I travel a lot for work, and I'd love to have a car where I'm able to program in a destination that's a few hundred miles away and let my car drive itself there while I work on my laptop, read a book, or go to sleep.
In order for this to occur, self-driving technology needs to get to the point where I actually trust it to not kill me if I'm not paying attention at all times. If it's able to safely handle highway driving but not city driving, that's ok; highway driving is what takes the majority of the trip time, and I can take over once we get into the city.
It also needs to be cheap enough that I can afford it, or someone I know can afford it and doesn't mind letting me borrow it, or I can rent one for a reasonable price. At present this limits my options to cars under ~$40,000, though my financial situation may improve in the future.

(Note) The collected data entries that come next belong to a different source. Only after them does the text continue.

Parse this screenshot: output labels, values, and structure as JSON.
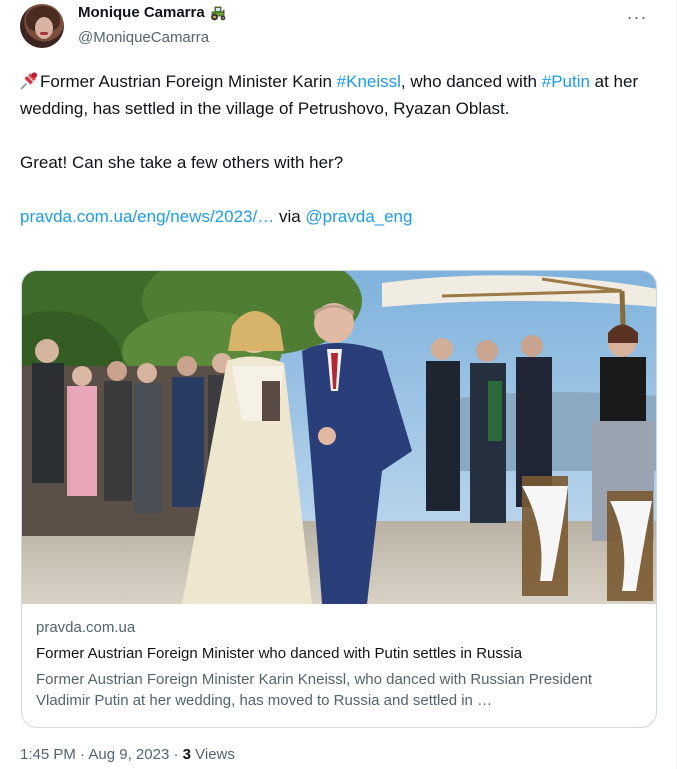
{
  "author": {
    "display_name": "Monique Camarra",
    "name_emoji": "tractor-icon",
    "handle": "@MoniqueCamarra"
  },
  "more_button": {
    "icon": "more-horizontal-icon",
    "glyph": "···"
  },
  "tweet": {
    "pin_emoji": "pushpin-icon",
    "segments_line1": [
      {
        "type": "text",
        "value": "Former Austrian Foreign Minister Karin "
      },
      {
        "type": "hashtag",
        "value": "#Kneissl"
      },
      {
        "type": "text",
        "value": ", who danced with "
      },
      {
        "type": "hashtag",
        "value": "#Putin"
      },
      {
        "type": "text",
        "value": " at her wedding, has settled in the village of Petrushovo, Ryazan Oblast."
      }
    ],
    "line2": "Great! Can she take a few others with her?",
    "link_text": "pravda.com.ua/eng/news/2023/…",
    "via_text": " via ",
    "mention": "@pravda_eng"
  },
  "card": {
    "image_icon": "wedding-dance-photo",
    "domain": "pravda.com.ua",
    "title": "Former Austrian Foreign Minister who danced with Putin settles in Russia",
    "description": "Former Austrian Foreign Minister Karin Kneissl, who danced with Russian President Vladimir Putin at her wedding, has moved to Russia and settled in …"
  },
  "meta": {
    "time": "1:45 PM",
    "sep1": " · ",
    "date": "Aug 9, 2023",
    "sep2": " · ",
    "views_count": "3",
    "views_label": " Views"
  },
  "colors": {
    "link": "#1d9bf0",
    "text": "#0f1419",
    "secondary": "#536471",
    "border": "#cfd9de"
  }
}
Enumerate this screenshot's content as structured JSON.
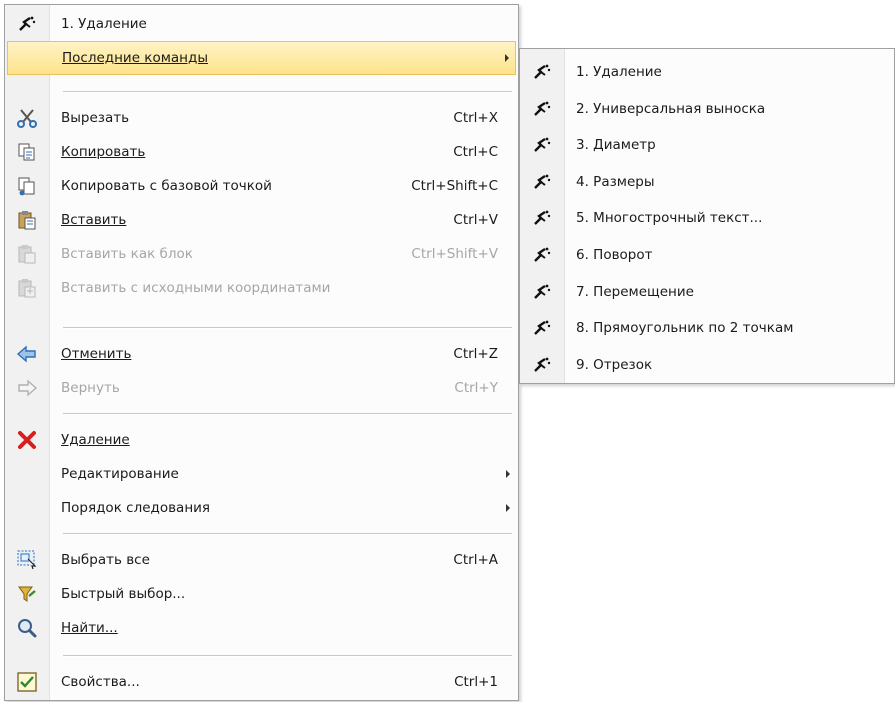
{
  "main_menu": {
    "items": [
      {
        "id": "recent-1",
        "label": "1. Удаление",
        "shortcut": "",
        "icon": "command-icon",
        "disabled": false
      },
      {
        "id": "recent-commands",
        "label": "Последние команды",
        "shortcut": "",
        "icon": "",
        "disabled": false,
        "submenu": true,
        "highlighted": true
      },
      {
        "id": "cut",
        "label": "Вырезать",
        "shortcut": "Ctrl+X",
        "icon": "scissors-icon",
        "disabled": false
      },
      {
        "id": "copy",
        "label": "Копировать",
        "shortcut": "Ctrl+C",
        "icon": "copy-icon",
        "disabled": false
      },
      {
        "id": "copy-base",
        "label": "Копировать с базовой точкой",
        "shortcut": "Ctrl+Shift+C",
        "icon": "copy-base-icon",
        "disabled": false
      },
      {
        "id": "paste",
        "label": "Вставить",
        "shortcut": "Ctrl+V",
        "icon": "paste-icon",
        "disabled": false
      },
      {
        "id": "paste-block",
        "label": "Вставить как блок",
        "shortcut": "Ctrl+Shift+V",
        "icon": "paste-block-icon",
        "disabled": true
      },
      {
        "id": "paste-orig",
        "label": "Вставить с исходными координатами",
        "shortcut": "",
        "icon": "paste-original-icon",
        "disabled": true
      },
      {
        "id": "undo",
        "label": "Отменить",
        "shortcut": "Ctrl+Z",
        "icon": "undo-icon",
        "disabled": false
      },
      {
        "id": "redo",
        "label": "Вернуть",
        "shortcut": "Ctrl+Y",
        "icon": "redo-icon",
        "disabled": true
      },
      {
        "id": "erase",
        "label": "Удаление",
        "shortcut": "",
        "icon": "delete-icon",
        "disabled": false
      },
      {
        "id": "edit",
        "label": "Редактирование",
        "shortcut": "",
        "icon": "",
        "disabled": false,
        "submenu": true
      },
      {
        "id": "draw-order",
        "label": "Порядок следования",
        "shortcut": "",
        "icon": "",
        "disabled": false,
        "submenu": true
      },
      {
        "id": "select-all",
        "label": "Выбрать все",
        "shortcut": "Ctrl+A",
        "icon": "select-all-icon",
        "disabled": false
      },
      {
        "id": "quick-select",
        "label": "Быстрый выбор...",
        "shortcut": "",
        "icon": "quick-select-icon",
        "disabled": false
      },
      {
        "id": "find",
        "label": "Найти...",
        "shortcut": "",
        "icon": "find-icon",
        "disabled": false
      },
      {
        "id": "properties",
        "label": "Свойства...",
        "shortcut": "Ctrl+1",
        "icon": "properties-icon",
        "disabled": false
      }
    ]
  },
  "sub_menu": {
    "items": [
      {
        "label": "1. Удаление"
      },
      {
        "label": "2. Универсальная выноска"
      },
      {
        "label": "3. Диаметр"
      },
      {
        "label": "4. Размеры"
      },
      {
        "label": "5. Многострочный текст..."
      },
      {
        "label": "6. Поворот"
      },
      {
        "label": "7. Перемещение"
      },
      {
        "label": "8. Прямоугольник по 2 точкам"
      },
      {
        "label": "9. Отрезок"
      }
    ]
  },
  "colors": {
    "highlight": "#fde38a",
    "delete_red": "#d81e1e",
    "icon_blue": "#2f6fb5"
  }
}
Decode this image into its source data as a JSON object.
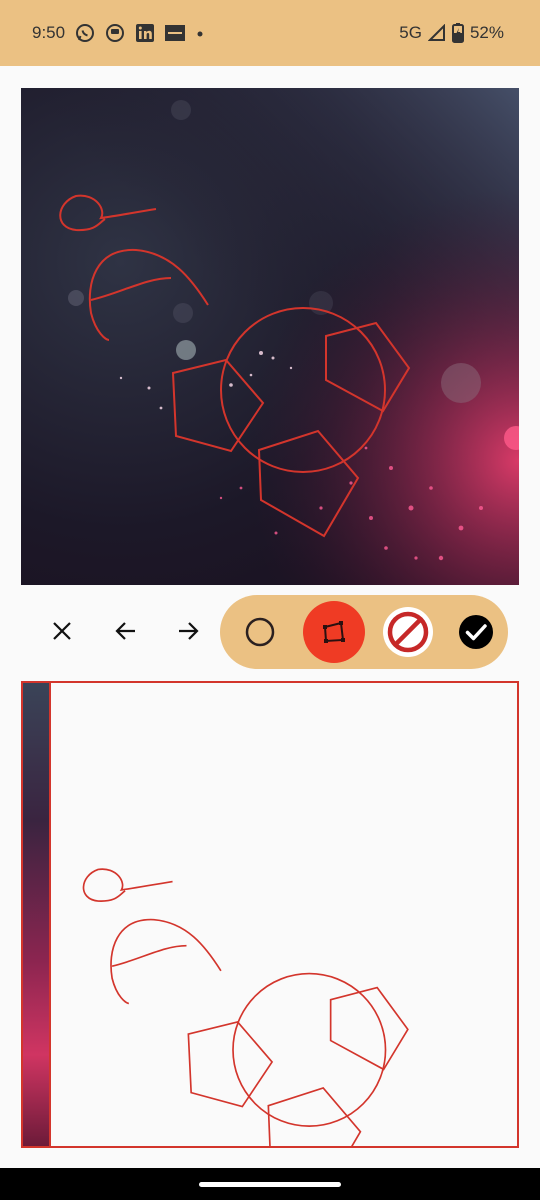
{
  "status_bar": {
    "time": "9:50",
    "network": "5G",
    "battery": "52%",
    "notification_icons": [
      "whatsapp-icon",
      "app-icon",
      "linkedin-icon",
      "news-app-icon",
      "more-dot-icon"
    ],
    "background": "#ebc183"
  },
  "editor": {
    "photo_description_colors": {
      "dark": "#1a1527",
      "accent": "#e03a6a"
    },
    "stroke_color": "#d3352c"
  },
  "toolbar": {
    "close_icon": "close-icon",
    "undo_icon": "arrow-left-icon",
    "redo_icon": "arrow-right-icon",
    "tools": [
      {
        "name": "circle-tool",
        "icon": "circle-outline-icon",
        "active": false
      },
      {
        "name": "polygon-tool",
        "icon": "polygon-crop-icon",
        "active": true
      },
      {
        "name": "erase-tool",
        "icon": "prohibited-icon",
        "active": false
      },
      {
        "name": "confirm-tool",
        "icon": "check-circle-icon",
        "active": false
      }
    ],
    "pill_color": "#ebc183",
    "active_color": "#ef3b24"
  }
}
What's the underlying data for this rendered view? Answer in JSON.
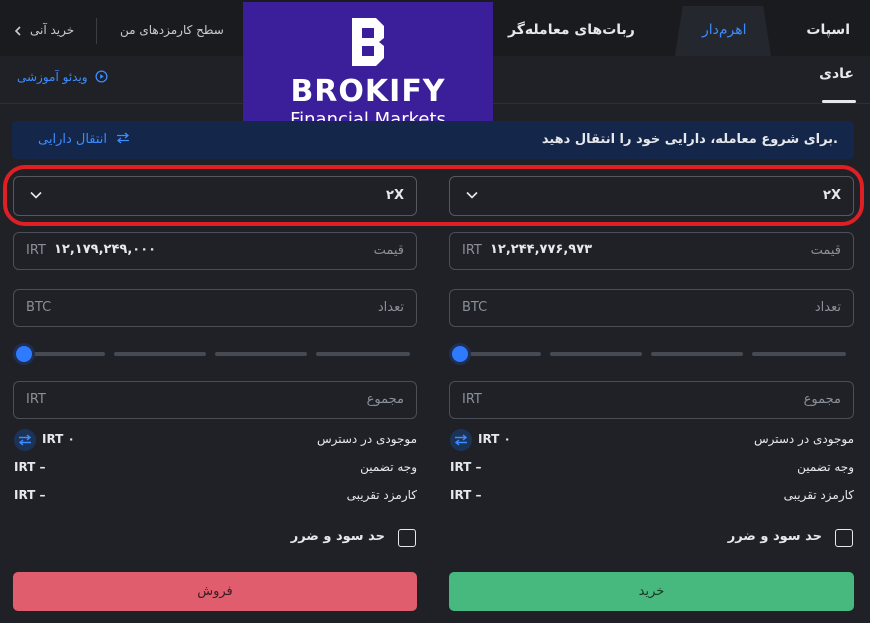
{
  "nav": {
    "tabs": [
      "اسپات",
      "اهرم‌دار",
      "ربات‌های معامله‌گر"
    ],
    "active_tab": "اهرم‌دار",
    "fee_level": "سطح کارمزدهای من",
    "instant_buy": "خرید آنی"
  },
  "subnav": {
    "tab": "عادی",
    "video_tutorial": "ویدئو آموزشی"
  },
  "logo": {
    "brand": "BROKIFY",
    "tagline": "Financial Markets"
  },
  "banner": {
    "message": "برای شروع معامله، دارایی خود را انتقال دهید.",
    "transfer_label": "انتقال دارایی"
  },
  "buy": {
    "leverage": "۲X",
    "price_label": "قیمت",
    "price_value": "۱۲,۲۴۴,۷۷۶,۹۷۳",
    "price_unit": "IRT",
    "amount_label": "تعداد",
    "amount_unit": "BTC",
    "total_label": "مجموع",
    "total_unit": "IRT",
    "slider_fraction": 0,
    "available_label": "موجودی در دسترس",
    "available_value": "IRT ۰",
    "margin_label": "وجه تضمین",
    "margin_value": "IRT –",
    "fee_label": "کارمزد تقریبی",
    "fee_value": "IRT –",
    "tp_sl_label": "حد سود و ضرر",
    "button_label": "خرید"
  },
  "sell": {
    "leverage": "۲X",
    "price_label": "قیمت",
    "price_value": "۱۲,۱۷۹,۲۴۹,۰۰۰",
    "price_unit": "IRT",
    "amount_label": "تعداد",
    "amount_unit": "BTC",
    "total_label": "مجموع",
    "total_unit": "IRT",
    "slider_fraction": 0,
    "available_label": "موجودی در دسترس",
    "available_value": "IRT ۰",
    "margin_label": "وجه تضمین",
    "margin_value": "IRT –",
    "fee_label": "کارمزد تقریبی",
    "fee_value": "IRT –",
    "tp_sl_label": "حد سود و ضرر",
    "button_label": "فروش"
  },
  "colors": {
    "accent": "#2f7bff",
    "buy": "#47b97e",
    "sell": "#e05d6d",
    "highlight": "#e01f25"
  }
}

@TomCohen Good question. That'll count if it's cheap enough to be better than non-self-driving alternatives.
@IsaacKing Hmm, now I'm curious about the economics of long-distance trips by self-driving taxi.
Most taxi drivers don't want to take long-distance trips because they will need to get back home! A self-driving car might not care, as long as it knows it can get business in the new destination. So I imagine long-distance trips between large markets (SF - LA - NYC, Sydney-Melbourne etc.) will be cheaper than long-distance trips to less frequented destinations -- but the price factor will be at worst 2:1 (in the worst case you just pay the car to go back where it came from).
@Boklam I guess another plausible option is a partly-self-driving rental: It can drive along highways and park itself at a stop just off the highway (rest stop? purpose-built highway-side taxi stand?); you meet it there and pick it up.
@Boklam USD. That's not part of the resolution criteria, that's just helping people know what kinds of cars I'm likely to purchase.